Nonostante gli sforzi diplomatici, “i dati oggettivi ci dicono che stiamo assistendo, dal 5 ottobre in poi, a un aumento degli attacchi contro i civili - osserva Moretti -. Non si tratta più soltanto di bombardamenti sulle linee del fronte, ma di attacchi deliberati su zone anche lontane dai confini orientali e sulla popolazione civile”. “L’Europa - aggiunge - sta dimostrando una sua presenza politica, impegnandosi a non abbandonare l’Ucraina a trattative condotte senza di essa.

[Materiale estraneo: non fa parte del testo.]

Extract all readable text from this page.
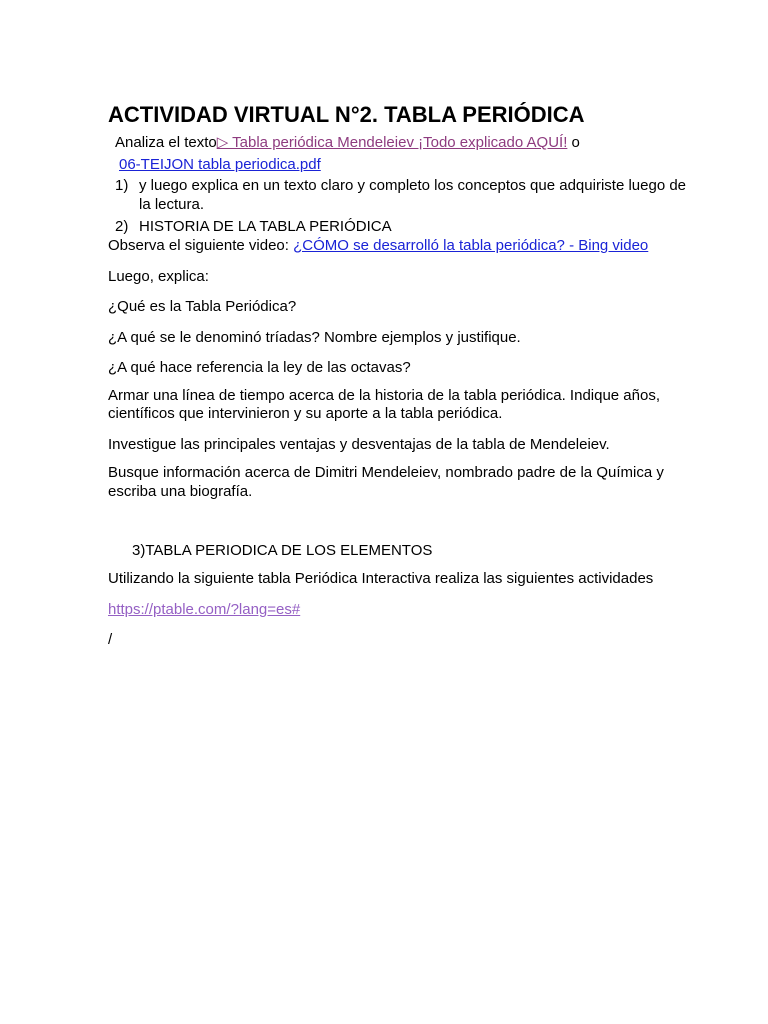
ACTIVIDAD VIRTUAL N°2. TABLA PERIÓDICA
Analiza el texto▷ Tabla periódica Mendeleiev ¡Todo explicado AQUÍ! o
06-TEIJON tabla periodica.pdf
1) y luego explica en un texto claro y completo los conceptos que adquiriste luego de
la lectura.
2) HISTORIA DE LA TABLA PERIÓDICA
Observa el siguiente video: ¿CÓMO se desarrolló la tabla periódica? - Bing video
Luego, explica:
¿Qué es la Tabla Periódica?
¿A qué se le denominó tríadas? Nombre ejemplos y justifique.
¿A qué hace referencia la ley de las octavas?
Armar una línea de tiempo acerca de la historia de la tabla periódica. Indique años,
científicos que intervinieron y su aporte a la tabla periódica.
Investigue las principales ventajas y desventajas de la tabla de Mendeleiev.
Busque información acerca de Dimitri Mendeleiev, nombrado padre de la Química y
escriba una biografía.
3)TABLA PERIODICA DE LOS ELEMENTOS
Utilizando la siguiente tabla Periódica Interactiva realiza las siguientes actividades
https://ptable.com/?lang=es#
/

Sta spingendo affinché ci sia un piano europeo di pace, non solo americano, e soprattutto un piano ucraino di pace, perché le vittime devono essere ascoltate”.
Il Mean ha anche presentato la richiesta all’Unione europea di istituire i corpi civili di pace, come strumento di rigenerazione sociale delle zone più colpite dall’aggressione russa. “Ora più che mai - spiega Moretti - è il momento di rilanciarli. Se davvero si arriverà a una tregua, essa dovrà essere presidiata lungo i duemila chilometri di fronte, per evitare vendette trasversali e la mancanza di controllo da parte delle autorità locali. I corpi civili di pace dovranno essere pronti a intervenire: nel dialogo tra le popolazioni, nell’ascolto attivo, nella creazione di commissioni di verità e riconciliazione. La tregua, di per sé, può essere un momento molto pericoloso per chi la vive. Lo abbiamo visto a Gaza: nei primi giorni di tregua si sono verificate vendette immediate. Durante una guerra è facile che emergano accuse reciproche di collaborazionismo. Per evitare tutto questo, dobbiamo intervenire come europei, non solo con la diplomazia dall’alto, ma anche con quella dal basso”.